Il cantore di Napoli come metafora della vita, tra vizi e virtù, lo scrittore che ha raccontato "l'armonia perduta" per spiegare il suo rapporto con la città che "ti ferisce a morte o t'addormenta, o tutt'e due le cose insieme", descritto magnificamente nel suo romanzo più famoso, "Ferito a morte", con cui vinse il Premio Strega nel 1961: questo è stato l'impegno instancabile di Raffaele La Capria, Dudù per gli amici, una delle voci più significative della letteratura italiana del secondo '900, morto all'età di 99 anni all'ospedale Santo Spirito di Roma, dove era stato ricoverato venerdì scorso per un aggravamento improvviso del suo stato di salute.

Lo scrittore e giornalista è stato sposato con l'attrice Ilaria Occhini, dal 1966 alla sua scomparsa, avvenuta il 20 luglio 2019: dal loro matrimonio è nata la figlia Alexandra, che è stata accanto al padre fino all'ultimo. Nato a Napoli il 3 ottobre 1922, dove si è laureato in giurisprudenza, La Capria ha compiuto la sua formazione letteraria soggiornando in Francia, Inghilterra e Stati Uniti. Narratore, saggista e giornalista, ha collaborato con riviste e quotidiani, tra cui "Il Mondo", "Tempo presente" e il "Corriere della Sera"; dal 1990 era condirettore di "Nuovi Argomenti", la rivista fondata da Alberto Carocci e Alberto Moravia.
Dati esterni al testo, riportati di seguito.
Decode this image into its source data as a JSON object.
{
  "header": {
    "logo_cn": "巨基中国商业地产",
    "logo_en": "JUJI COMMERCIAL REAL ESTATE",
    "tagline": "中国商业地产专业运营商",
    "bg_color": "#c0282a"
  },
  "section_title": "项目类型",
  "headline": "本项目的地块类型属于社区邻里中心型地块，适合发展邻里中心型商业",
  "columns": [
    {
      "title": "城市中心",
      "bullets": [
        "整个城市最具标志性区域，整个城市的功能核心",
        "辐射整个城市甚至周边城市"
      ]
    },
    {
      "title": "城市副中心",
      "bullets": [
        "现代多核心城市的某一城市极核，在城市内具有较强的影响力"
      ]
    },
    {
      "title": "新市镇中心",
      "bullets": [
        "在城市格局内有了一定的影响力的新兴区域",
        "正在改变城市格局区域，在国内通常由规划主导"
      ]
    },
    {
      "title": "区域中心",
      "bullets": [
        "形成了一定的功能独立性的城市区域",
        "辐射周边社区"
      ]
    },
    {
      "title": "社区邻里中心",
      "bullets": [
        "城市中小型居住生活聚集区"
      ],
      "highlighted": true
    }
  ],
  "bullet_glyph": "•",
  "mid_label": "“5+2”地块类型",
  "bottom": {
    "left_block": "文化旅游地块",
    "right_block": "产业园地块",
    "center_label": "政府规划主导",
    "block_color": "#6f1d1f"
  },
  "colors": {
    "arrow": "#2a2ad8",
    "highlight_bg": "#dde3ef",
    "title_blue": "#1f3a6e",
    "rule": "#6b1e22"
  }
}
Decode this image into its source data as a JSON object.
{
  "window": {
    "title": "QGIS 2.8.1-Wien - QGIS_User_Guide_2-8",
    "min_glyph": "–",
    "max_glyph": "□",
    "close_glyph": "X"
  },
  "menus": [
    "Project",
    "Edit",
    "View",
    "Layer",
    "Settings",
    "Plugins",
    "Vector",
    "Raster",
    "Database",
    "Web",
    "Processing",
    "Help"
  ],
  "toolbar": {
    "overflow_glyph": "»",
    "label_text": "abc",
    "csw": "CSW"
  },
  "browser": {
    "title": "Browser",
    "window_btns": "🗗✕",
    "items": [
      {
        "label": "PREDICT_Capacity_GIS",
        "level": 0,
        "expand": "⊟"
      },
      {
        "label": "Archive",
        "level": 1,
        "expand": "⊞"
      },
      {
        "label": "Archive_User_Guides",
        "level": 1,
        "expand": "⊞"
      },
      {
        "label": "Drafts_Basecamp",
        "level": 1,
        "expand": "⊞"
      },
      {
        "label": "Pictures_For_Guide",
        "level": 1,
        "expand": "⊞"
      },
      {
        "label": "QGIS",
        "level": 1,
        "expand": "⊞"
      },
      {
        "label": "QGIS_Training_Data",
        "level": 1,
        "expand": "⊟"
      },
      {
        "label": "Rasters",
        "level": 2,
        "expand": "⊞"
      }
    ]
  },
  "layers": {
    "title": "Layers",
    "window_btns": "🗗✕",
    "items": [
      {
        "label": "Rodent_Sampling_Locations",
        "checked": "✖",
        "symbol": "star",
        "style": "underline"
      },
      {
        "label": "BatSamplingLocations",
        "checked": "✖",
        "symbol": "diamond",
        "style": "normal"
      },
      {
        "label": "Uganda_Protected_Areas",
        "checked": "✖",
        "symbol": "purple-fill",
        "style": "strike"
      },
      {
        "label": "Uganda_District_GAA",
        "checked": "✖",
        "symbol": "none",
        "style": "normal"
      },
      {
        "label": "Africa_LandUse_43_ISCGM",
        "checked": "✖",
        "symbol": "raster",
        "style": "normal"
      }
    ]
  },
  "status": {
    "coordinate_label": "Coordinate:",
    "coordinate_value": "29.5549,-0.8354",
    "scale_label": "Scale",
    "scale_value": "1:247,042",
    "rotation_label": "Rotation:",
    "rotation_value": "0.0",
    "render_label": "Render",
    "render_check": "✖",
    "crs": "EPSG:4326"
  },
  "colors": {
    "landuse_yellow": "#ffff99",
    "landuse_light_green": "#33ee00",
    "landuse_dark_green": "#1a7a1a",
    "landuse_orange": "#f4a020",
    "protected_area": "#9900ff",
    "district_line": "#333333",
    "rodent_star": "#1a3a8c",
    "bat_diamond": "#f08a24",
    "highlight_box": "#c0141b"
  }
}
È stato autore di radiodrammi collaborando a lungo con la Rai. Raffaele La Capria è stato co-sceneggiatore di molti film dell'amico regista Francesco Rosi, tra i quali "Le mani sulla città" (1963), Leone d'oro al Festival di Venezia, crudo ritratto della Napoli in piena espansione edilizia, "C'era una volta" (1967), "Uomini contro" (1970), "Cristo si è fermato a Eboli" (1979) e "Diario napoletano" (1992). Ha collaborato con la regista Lina Wertmüller alla sceneggiatura dei film "Sabato, domenica e lunedì" (1990) e "Ferdinando e Carolina" (1999).

Il capolavoro “Ferito a morte” 

Il capolavoro assoluto di La Capria viene considerato unanimemente “Ferito a morte”. La vicenda narrata nel romanzo del 1961, insignito del Premio Strega, si svolge nell'arco di circa undici anni, dall'estate del 1943, quando, durante un bombardamento, il protagonista Massimo De Luca incontra Carla Boursier, fino al giorno della sua partenza per Roma, all'inizio dell'estate del 1954. Tra questi due momenti il racconto procede per frammenti e flash, ognuno presente e ricordato, ognuno riferito a un anno diverso, anche se tutti sembrano racchiusi, come per incanto, nello spazio di un solo mattino: la pesca subacquea, la noia al Circolo Nautico, il pranzo a casa De Luca.

Negli ultimi tre capitoli vi è poi come una sintesi di tutti i successivi viaggi di Massimo a Napoli, disincantati ritorni nella città che «ti ferisce a morte o t'addormenta, o tutt'e due le cose insieme»; nella città che si identifica con l'irraggiungibile Carla, con il mare, con i miti della giovinezza. Se, come ha scritto E.M. Forster, «il banco finale di prova di un romanzo sarà l'affetto che per esso provano i lettori», quella prova "Ferito a morte" l'ha brillantemente superata: libro definito dal suo stesso autore «non facile», cult per molti critici e scrittori, è stato ed è anche un libro popolare, amato e letto, con grande adesione sentimentale, da lettori che poco sapevano di questioni letterarie, ma vi ritrovavano la loro stessa nostalgia per un paradiso perduto e per una «giornata perfetta». Un libro, insomma, di iniziazione, di rivelazione e di scoperta dal valore universale.